The way the answers keep ducking and diving makes me think it may be a ‘little’ further away than ‘just around the corner’.
Wounld be good if it was tomorrow though!!!
I would be mightily relieved that my children and other people's children wouldn't have to put up with it!
Tissue Bank!!! Thats the words that I failed to find when I wrote my reply previously! (brain and spinal cord covered what I meant!)
I think it would depend upon who delivered the news.
I expect I will die carrying a deep suspicion of the agenda of anyone telling me they have found a cure for MS.
Forgot to say, I would ask for scientific proof too, then I might die quietly.

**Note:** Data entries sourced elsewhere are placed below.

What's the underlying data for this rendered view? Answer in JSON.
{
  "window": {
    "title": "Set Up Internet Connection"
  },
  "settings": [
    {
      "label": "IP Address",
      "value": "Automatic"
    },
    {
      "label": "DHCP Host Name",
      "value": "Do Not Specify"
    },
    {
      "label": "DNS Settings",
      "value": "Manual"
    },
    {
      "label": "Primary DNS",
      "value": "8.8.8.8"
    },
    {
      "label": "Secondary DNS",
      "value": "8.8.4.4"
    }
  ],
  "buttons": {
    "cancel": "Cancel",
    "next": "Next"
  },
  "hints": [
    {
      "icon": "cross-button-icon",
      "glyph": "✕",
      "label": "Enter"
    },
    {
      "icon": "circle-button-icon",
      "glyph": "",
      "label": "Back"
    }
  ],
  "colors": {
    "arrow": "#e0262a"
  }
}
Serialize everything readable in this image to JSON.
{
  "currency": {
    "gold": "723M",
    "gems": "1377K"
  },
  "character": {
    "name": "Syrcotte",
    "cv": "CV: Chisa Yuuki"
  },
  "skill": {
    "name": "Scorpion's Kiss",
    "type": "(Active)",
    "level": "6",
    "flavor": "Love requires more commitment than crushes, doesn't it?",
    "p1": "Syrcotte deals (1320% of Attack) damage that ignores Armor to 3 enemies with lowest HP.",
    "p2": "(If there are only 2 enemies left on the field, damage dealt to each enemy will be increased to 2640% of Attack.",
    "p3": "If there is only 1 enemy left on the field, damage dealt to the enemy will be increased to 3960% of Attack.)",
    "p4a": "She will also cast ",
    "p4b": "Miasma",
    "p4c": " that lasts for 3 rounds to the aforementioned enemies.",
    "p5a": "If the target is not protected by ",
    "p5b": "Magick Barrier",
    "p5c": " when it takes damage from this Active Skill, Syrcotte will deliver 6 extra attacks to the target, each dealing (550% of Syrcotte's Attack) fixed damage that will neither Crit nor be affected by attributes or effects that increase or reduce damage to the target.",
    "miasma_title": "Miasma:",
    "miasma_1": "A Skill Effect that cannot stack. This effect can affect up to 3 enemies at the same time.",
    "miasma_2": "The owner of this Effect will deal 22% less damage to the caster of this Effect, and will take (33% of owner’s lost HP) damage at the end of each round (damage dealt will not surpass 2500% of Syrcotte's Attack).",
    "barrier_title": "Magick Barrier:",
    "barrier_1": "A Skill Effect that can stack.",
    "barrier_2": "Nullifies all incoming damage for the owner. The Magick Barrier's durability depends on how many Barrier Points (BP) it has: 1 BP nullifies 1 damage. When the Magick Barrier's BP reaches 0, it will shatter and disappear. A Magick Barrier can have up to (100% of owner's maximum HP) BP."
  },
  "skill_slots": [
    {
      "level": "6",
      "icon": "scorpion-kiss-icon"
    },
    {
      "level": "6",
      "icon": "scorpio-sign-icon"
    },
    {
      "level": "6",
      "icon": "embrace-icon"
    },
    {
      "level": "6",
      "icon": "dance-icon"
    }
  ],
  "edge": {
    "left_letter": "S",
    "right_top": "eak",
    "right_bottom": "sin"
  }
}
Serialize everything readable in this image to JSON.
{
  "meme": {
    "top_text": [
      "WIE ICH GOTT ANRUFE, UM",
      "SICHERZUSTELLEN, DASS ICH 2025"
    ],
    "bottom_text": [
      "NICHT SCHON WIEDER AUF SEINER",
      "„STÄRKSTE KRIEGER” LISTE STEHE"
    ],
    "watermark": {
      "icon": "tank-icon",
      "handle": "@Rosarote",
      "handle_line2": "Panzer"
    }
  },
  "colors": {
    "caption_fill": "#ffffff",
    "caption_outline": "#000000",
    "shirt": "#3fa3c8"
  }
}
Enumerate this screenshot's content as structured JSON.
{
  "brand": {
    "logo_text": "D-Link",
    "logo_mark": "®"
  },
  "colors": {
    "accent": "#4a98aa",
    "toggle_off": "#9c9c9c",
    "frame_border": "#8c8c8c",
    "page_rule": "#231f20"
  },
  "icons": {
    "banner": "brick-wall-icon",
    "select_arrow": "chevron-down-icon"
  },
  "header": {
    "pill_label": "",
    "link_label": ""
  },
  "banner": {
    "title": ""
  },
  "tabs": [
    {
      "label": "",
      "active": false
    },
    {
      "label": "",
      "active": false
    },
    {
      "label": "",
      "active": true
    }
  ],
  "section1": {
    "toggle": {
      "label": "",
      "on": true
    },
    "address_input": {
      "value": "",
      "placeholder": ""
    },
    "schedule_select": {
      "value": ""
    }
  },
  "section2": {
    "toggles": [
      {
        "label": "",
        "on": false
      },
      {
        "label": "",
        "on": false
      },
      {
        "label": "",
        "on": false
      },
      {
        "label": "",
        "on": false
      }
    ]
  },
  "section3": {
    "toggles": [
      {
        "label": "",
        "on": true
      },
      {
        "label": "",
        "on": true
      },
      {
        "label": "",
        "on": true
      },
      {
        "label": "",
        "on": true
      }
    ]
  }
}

I would feel elated and thankful that future generations would'nt have to go through this awful condition, Lets hope, It will happen oneday i'm sure of it. xx
Same here - and thank God that all I have worked for…every event arranged and every penny donated [especially for my parachute jump] has helped.
Have to agree with HKFooey, I would need proof some ******** wasn't trying to wind me up on my death bed.
If it were true, delighted. Excellent news to be leaving this world with.
I would end up as the first ghost 40' up a ladder, as the fire brigade tried to get all of their pension back off me, 'cos I would be MS free. Halloween on a fire engine would be a blast.